Role of Th2 cytokines and polymorphonuclear cells in allograft rejection in mice

The aim of our experiments was to investigate the effector mechanisms responsible for skin graft rejection in mice. To adress this question, we took advantage of the possibility to restrict the alloimmune response to isolated allogeneic MHC class II molecules or to isolated minor transplantation antigens, combined with the possibility to study separately the response of CD4+ or CD8+ T cells in mice deficient for Th1 or Th2 cytokines or cytotoxic molecules. We used the bm12 skin graft combination (C57BL/6 H2Kbm12 grafted on C57BL/6 H2Kb) as a model of single MHC class II disparity and the b2microglobulin skin graft model (C57BL/6 b2m+/+ grafted on C57BL/6 b2m-/-) as a model of minor transplantation antigen disparity. Our goal was to engage a limited number of effectors, trying in a second time to block each rejection pathway selectively.

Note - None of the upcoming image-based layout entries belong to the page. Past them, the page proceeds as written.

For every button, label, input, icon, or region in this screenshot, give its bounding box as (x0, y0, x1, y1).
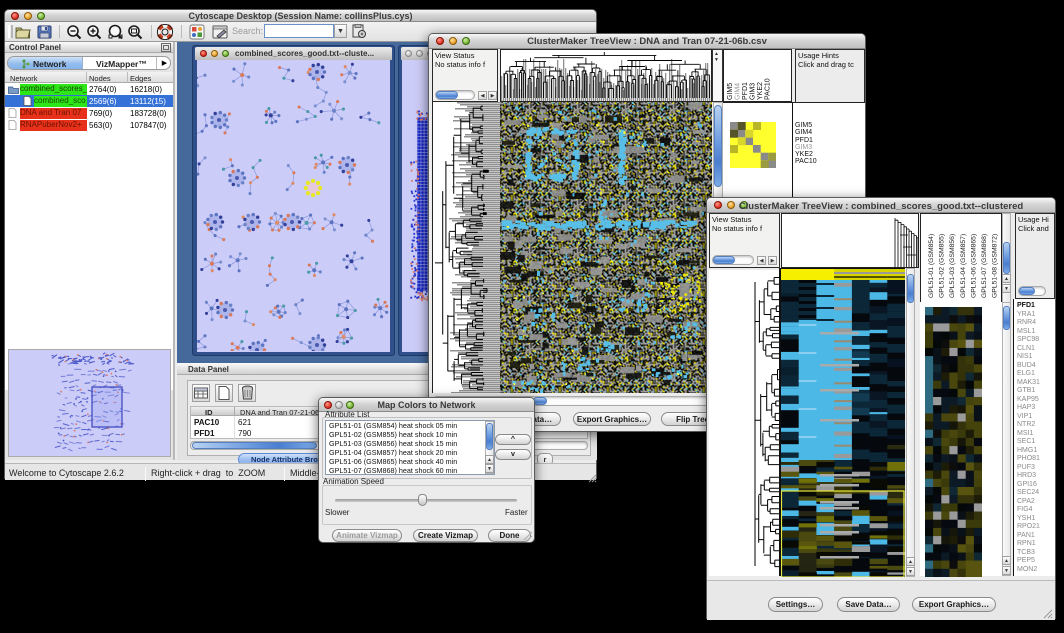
svg-text:YKE2: YKE2 (757, 82, 764, 100)
svg-text:GIM5: GIM5 (727, 83, 734, 100)
svg-text:GIM3: GIM3 (750, 83, 757, 100)
svg-text:PFD1: PFD1 (742, 82, 749, 100)
svg-text:GIM4: GIM4 (735, 83, 742, 100)
svg-text:GPL51-07 (GSM868): GPL51-07 (GSM868) (981, 234, 988, 298)
svg-text:GPL51-06 (GSM865): GPL51-06 (GSM865) (970, 234, 977, 298)
svg-text:GPL51-02 (GSM855): GPL51-02 (GSM855) (939, 234, 946, 298)
svg-text:GPL51-01 (GSM854): GPL51-01 (GSM854) (928, 234, 935, 298)
svg-text:PAC10: PAC10 (765, 78, 772, 100)
svg-text:GPL51-08 (GSM872): GPL51-08 (GSM872) (992, 234, 999, 298)
svg-text:GPL51-04 (GSM857): GPL51-04 (GSM857) (960, 234, 967, 298)
svg-text:GPL51-03 (GSM856): GPL51-03 (GSM856) (949, 234, 956, 298)
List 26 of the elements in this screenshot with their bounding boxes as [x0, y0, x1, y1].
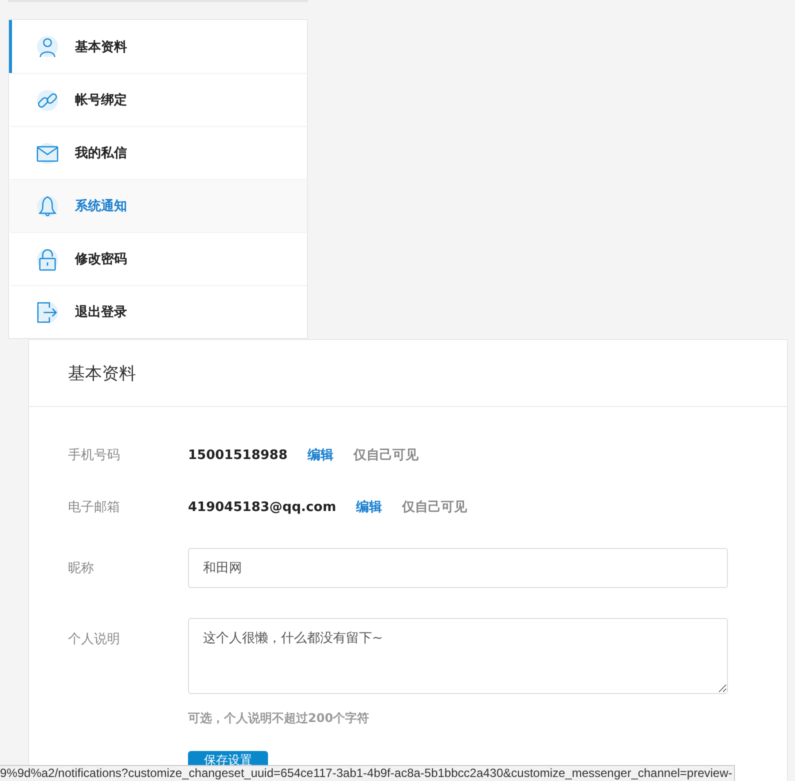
- bell-icon: [36, 194, 59, 218]
- envelope-icon: [36, 142, 59, 164]
- visibility-text: 仅自己可见: [354, 447, 418, 464]
- field-label: 电子邮箱: [68, 499, 121, 516]
- logout-icon: [36, 300, 59, 324]
- field-label: 昵称: [68, 560, 95, 577]
- lock-icon: [36, 248, 59, 270]
- bio-field[interactable]: 这个人很懒，什么都没有留下~: [188, 618, 728, 694]
- link-icon: [36, 88, 59, 112]
- card-title: 基本资料: [68, 362, 136, 384]
- sidebar-item[interactable]: 退出登录: [9, 285, 307, 338]
- visibility-text: 仅自己可见: [402, 499, 468, 516]
- field-value: 15001518988: [188, 448, 288, 462]
- sidebar-item[interactable]: 帐号绑定: [9, 73, 307, 126]
- user-icon: [36, 35, 59, 58]
- sidebar-item[interactable]: 系统通知: [9, 179, 307, 232]
- hint-text: 可选，个人说明不超过200个字符: [188, 710, 370, 727]
- field-value: 419045183@qq.com: [188, 500, 336, 514]
- url-status-tooltip: 9%9d%a2/notifications?customize_changeset_uuid=654ce117-3ab1-4b9f-ac8a-5b1bbcc2a430&customize_messenger_channel=preview-: [0, 765, 736, 781]
- nickname-field[interactable]: 和田网: [188, 548, 728, 588]
- sidebar-item[interactable]: 修改密码: [9, 232, 307, 285]
- field-label: 手机号码: [68, 447, 121, 464]
- field-label: 个人说明: [68, 631, 121, 649]
- sidebar-item[interactable]: 基本资料: [9, 20, 307, 73]
- edit-link[interactable]: 编辑: [356, 498, 382, 516]
- edit-link[interactable]: 编辑: [308, 446, 334, 464]
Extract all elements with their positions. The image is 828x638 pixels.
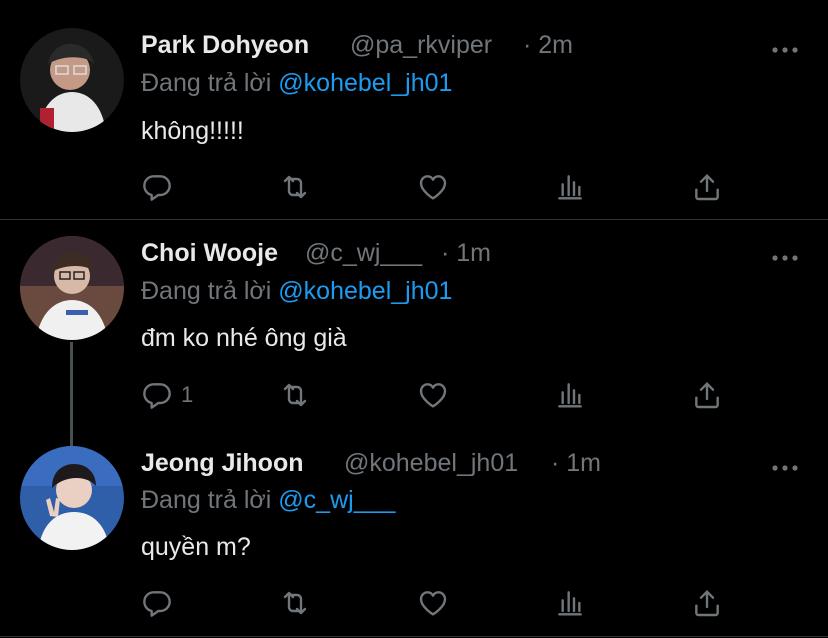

We showed that Fas/FasL-mediated CD4+ T cells cytotoxicity, eosinophil recruitment, activation and degranulation induced by Th2 derived cytokines, and CD4-derived IFN-g production are involved in the rejection of grafts bearing either a single MHC class II disparity or b2m-derived minor histocompatibilty antigens. In addition, rejection of MHC class II disparate skin grafts also includes the participation of neutrophils, in particular conditions where the occurrence of the Th2/eosinophil pathway was prevented.

Altogether, our data show a multiplicity and a redundancy of the effector pathways participating in allograft rejection. Among the different effectors pathways identified, including effectors from both innate and adaptive immune systems, some act synergistically, whereas others act as alternative pathways, depending of the degree of donor-recipient mismatch.